Sie machten sich wieder auf den Weg. Angélique hatte sich in ihren schlechten Schuhen wundgelaufen. Ein feiner, dichter Regen rieselte herab. Der Wind klatschte ihr den durchnäßten Rock gegen die Beine. Sie fühlte sich der Erschöpfung nahe. Seit vierundzwanzig Stunden hatte sie nichts gegessen.

»Ich kann nicht mehr«, murmelte sie und blieb stehen, um wieder zu Atem zu kommen.

»Warte, ich sehe Laternen hinter uns. Es sind Reiter, die nach Paris wollen. Wir werden sie fragen, ob sie uns zu sich auf den Sattel nehmen.«

Dreist pflanzte sich die Polackin mitten auf der Straße auf. Als die Gruppe herangekommen war, rief sie mit ihrer heiseren Stimme, die bei passender Gelegenheit überraschend schmeichelnd klingen konnte:

»Heda, ihr galanten Kavaliere! Wollt ihr euch zweier hübscher Mädchen erbarmen, die sich in Not befinden? Man wird nicht versäumen, sich erkenntlich zu zeigen.«

Die Reiter hielten ihre Pferde an. In der Dunkelheit waren nur ihre Mäntel mit den hochgeschlagenen Kragen und ihre durchnäßten Hüte zu erkennen. Sie wechselten ein paar Worte in einer fremden Sprache, dann steckte sich eine Hand nach Angélique aus, und eine jugendliche Stimme sagte auf französisch:

»Steigt ruhig auf, meine Schöne.«

Die Hilfeleistung der Hand fiel kräftig aus, und die junge Frau fand sich unversehens in bequemem Amazonensitz hinter dem Reiter wieder. Die Pferde setzten sich von neuem in Bewegung.

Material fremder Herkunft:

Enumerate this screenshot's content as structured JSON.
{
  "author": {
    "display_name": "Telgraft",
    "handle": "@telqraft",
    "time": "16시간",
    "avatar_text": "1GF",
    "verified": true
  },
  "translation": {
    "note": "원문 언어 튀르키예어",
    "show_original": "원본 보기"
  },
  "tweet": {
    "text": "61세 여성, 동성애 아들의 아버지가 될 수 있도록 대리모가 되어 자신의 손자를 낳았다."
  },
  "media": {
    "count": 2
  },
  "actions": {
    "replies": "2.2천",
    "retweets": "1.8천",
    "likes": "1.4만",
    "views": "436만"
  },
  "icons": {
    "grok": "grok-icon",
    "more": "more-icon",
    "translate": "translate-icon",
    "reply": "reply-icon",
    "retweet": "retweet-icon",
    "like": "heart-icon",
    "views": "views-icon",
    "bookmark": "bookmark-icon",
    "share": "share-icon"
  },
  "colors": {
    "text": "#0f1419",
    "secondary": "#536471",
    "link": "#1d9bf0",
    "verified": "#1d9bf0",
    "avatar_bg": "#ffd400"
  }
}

Ohne sich umzuwenden, sagte Angéliques Reitgenosse: »Haltet Euch gut an mir fest, Mädchen. Mein Tier hat einen harten Trab, und mein Sattel ist schmal. Ihr könntet sonst herunterfallen.«

Sie gehorchte, schlang ihre Arme um den Oberkörper des jungen Mannes und preßte ihre erstarrten Hände an seine warme Brust. Den Kopf gegen den kräftigen Rücken des Unbekannten gelehnt, kostete sie einen Augenblick der Entspannung. Jetzt, da sie wußte, was sie tun würde, fühlte sie sich ruhiger. Was die Reiter betraf, so erfuhr sie, daß es sich um eine Gruppe von Protestanten handelte, die von der Kirche in Charenton zurückkehrten.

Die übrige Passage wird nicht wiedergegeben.